Rosen was a long-time producer at 60 Minutes working with many of the correspondents, especially Mike Wallace and his book was about his time as a producer in television. (He also worked for ABC for a time before returning to 60 Minutes.) Hollywood memoirs are a kind of guilty pleasure of mine, and I particularly enjoy memoirs and biographies about journalists: My War by Andy Rooney, A Reporter’s Life by Walter Cronkite, A Life on the Road by Charles Kuralt to name just a few. But I struggled with Rosen’s book in ways that I did not with these other books.

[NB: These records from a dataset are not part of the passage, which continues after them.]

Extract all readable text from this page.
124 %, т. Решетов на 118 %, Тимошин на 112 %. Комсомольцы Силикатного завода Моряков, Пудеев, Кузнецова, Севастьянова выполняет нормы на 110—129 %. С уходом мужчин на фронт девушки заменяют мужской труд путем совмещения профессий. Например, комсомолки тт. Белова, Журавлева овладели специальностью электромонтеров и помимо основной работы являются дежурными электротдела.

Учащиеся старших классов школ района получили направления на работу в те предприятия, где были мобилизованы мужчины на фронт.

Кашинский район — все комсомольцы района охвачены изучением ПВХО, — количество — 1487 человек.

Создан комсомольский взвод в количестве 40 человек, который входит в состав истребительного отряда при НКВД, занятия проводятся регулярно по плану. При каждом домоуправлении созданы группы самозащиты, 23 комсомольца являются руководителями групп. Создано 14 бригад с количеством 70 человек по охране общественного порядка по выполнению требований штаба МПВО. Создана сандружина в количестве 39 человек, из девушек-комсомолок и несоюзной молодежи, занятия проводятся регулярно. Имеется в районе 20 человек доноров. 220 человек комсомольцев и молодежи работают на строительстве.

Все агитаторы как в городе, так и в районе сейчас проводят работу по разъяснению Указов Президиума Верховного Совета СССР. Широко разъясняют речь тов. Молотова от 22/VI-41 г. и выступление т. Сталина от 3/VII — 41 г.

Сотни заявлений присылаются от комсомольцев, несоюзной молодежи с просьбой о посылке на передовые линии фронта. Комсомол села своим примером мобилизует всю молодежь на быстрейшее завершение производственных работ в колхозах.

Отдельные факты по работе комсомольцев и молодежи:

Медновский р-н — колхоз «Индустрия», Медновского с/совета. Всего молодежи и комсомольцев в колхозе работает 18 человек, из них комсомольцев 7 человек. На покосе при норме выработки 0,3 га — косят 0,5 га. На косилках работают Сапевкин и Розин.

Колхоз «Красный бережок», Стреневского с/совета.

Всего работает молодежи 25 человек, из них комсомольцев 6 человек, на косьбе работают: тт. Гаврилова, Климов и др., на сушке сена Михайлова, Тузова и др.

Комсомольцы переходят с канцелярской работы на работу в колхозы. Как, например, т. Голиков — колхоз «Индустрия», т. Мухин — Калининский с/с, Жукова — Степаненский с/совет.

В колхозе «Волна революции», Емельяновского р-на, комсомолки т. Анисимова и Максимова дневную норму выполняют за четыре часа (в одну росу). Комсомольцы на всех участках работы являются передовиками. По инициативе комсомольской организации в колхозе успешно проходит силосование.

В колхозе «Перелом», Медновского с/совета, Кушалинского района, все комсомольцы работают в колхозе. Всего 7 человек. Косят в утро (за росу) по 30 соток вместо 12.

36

While I wouldn’t characterize Rosen’s precisely as mean-spirited, it certainly came across as someone who decided to air all of his grievances and show the worst sides of those people he worked with. I think this would be understandable if Rosen had been treated poorly and that poor treatment affected him in a negative way. Rosen recounts many times when people like Mike Wallace, Diane Sawyer, and Morley Safer treated him or other people rudely. But what made Rosen’s account interesting was that he never seemed to mind this treatment. He was sort of immune to it, and focused on doing the best job as he could as a producer. So why complain about it now, in a book? I just couldn’t understand that.

Perhaps the reason is perspective: Rosen writes from the point of view of a producer, while other books I’ve read are from the points of view of the reporters themselves. Andy Rooney was grumpy at times, as everyone knows–that’s part of what people loved about him. He had complaints about CBS, but he generally didn’t single out people, but the organization as a whole. Cronkite and Kuralt, in their books, seemed to handle this by omissions: they wrote about people they admired, or who helped them out, and didn’t mention those who created problems or roadblocks.

Still, despite Rosen’s dramatic characterizations of those correspondents he worked with, the book was endlessly fascinating. Reading it, I felt like a fly on the wall at some interesting conversations. It made some of the more outlandish stories Rosen had to tell about people all the more out of place in the book, and made me wonder: was the book written as a memoir, or as memoir disguised a vehicle for Rosen to vent about his treatment as a producer? Maybe it was both, and maybe that’s what made it both a fascinating read and a struggle.